In 1983 NYSEPH dedicated fifteen smoke bushes to Dr. Erickson's memory in Central Park. In her dedication, Kay Thompson said: "All I can do is teach what I think he taught me….Then the second generation Ericksonians teach the third generation Ericksonians and then it goes on and it gets changed and it gets modified the same way that the trees get modified when there is too much wind…"
After she died we dedicated to Kay a flourishing young blue spruce that stands where she stood when she dedicated the smoke bushes sixteen years before.
As a result of travel, teaching and training I have beloved friends in Sweden, Germany, Poland. Italy, Denmark, Croatia, New York, and in many parts of the United States. I think we are connected by an invisible bond. Perhaps we self-selected because we were drawn to a man who said: "There are two things in life we can be sure of: change and suffering. Our job is to bring as much joy into life as we can." That is a vision worth evolving and teaching -- each in our own unique way.

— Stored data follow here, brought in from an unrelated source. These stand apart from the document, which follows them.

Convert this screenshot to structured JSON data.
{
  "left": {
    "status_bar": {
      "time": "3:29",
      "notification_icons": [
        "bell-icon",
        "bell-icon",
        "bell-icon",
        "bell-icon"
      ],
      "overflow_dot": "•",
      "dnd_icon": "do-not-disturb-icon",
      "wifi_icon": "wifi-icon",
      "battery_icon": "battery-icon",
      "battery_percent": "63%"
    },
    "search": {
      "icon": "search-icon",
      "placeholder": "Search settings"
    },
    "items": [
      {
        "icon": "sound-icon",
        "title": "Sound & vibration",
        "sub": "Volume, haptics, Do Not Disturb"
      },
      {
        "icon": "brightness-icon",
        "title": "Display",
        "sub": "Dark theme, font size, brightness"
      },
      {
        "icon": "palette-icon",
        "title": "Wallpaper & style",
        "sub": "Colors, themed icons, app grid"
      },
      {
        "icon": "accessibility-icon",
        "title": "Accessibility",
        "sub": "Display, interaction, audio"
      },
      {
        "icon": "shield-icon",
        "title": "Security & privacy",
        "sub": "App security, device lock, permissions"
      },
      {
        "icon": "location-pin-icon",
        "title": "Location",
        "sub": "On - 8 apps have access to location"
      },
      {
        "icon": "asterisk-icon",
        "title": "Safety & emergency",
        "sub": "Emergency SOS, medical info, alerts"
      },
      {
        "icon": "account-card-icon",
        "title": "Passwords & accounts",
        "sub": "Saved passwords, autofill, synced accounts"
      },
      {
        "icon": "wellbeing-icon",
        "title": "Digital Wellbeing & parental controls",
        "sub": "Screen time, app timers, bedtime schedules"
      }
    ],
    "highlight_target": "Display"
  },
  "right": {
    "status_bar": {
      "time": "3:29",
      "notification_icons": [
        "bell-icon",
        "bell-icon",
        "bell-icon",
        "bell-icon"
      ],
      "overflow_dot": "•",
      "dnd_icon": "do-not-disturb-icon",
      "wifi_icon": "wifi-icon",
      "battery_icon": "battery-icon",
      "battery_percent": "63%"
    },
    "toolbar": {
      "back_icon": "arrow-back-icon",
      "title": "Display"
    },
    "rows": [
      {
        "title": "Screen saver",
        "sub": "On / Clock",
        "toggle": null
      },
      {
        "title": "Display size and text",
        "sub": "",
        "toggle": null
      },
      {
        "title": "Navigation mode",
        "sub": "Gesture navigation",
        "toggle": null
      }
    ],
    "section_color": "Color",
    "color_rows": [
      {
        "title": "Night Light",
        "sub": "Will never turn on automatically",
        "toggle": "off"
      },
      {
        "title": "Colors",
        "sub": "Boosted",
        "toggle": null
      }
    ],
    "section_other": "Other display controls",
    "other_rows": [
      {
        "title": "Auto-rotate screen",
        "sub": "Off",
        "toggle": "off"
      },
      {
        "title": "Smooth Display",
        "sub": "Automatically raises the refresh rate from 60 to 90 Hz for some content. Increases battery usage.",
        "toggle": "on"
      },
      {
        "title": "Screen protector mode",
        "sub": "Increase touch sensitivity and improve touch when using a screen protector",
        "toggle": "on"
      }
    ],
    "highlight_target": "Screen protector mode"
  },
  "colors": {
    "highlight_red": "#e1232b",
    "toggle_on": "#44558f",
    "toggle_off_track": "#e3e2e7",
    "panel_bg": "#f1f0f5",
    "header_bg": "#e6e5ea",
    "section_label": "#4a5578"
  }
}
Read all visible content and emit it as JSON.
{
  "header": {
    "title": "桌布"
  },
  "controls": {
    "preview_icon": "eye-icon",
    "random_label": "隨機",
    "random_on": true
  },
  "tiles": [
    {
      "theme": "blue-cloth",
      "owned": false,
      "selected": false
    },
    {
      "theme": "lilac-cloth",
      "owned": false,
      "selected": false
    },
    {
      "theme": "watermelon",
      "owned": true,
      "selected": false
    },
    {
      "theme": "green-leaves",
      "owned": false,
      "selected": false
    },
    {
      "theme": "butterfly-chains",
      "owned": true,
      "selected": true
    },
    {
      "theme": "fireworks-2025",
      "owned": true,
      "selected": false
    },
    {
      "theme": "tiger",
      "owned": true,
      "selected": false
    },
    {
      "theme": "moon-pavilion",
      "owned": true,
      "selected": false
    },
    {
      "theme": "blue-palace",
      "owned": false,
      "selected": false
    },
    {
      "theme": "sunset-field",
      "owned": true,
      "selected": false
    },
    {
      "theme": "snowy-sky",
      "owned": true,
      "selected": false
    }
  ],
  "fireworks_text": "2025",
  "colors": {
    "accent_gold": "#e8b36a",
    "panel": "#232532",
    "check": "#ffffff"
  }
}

Even though my work and life have been profoundly changed by my contact with Milton Erickson, it is hard for me to put into words the essence of his impact on me. His consciousness transmitted something that I still carry around with me. Recently I watched a moving presentation of vibrating fractals radiating brilliantly-colored designs, each one a powerful work of art. I am still resonating to it. I keep thinking about chaos theory and the strange attractor. I think Erickson was my strange attractor.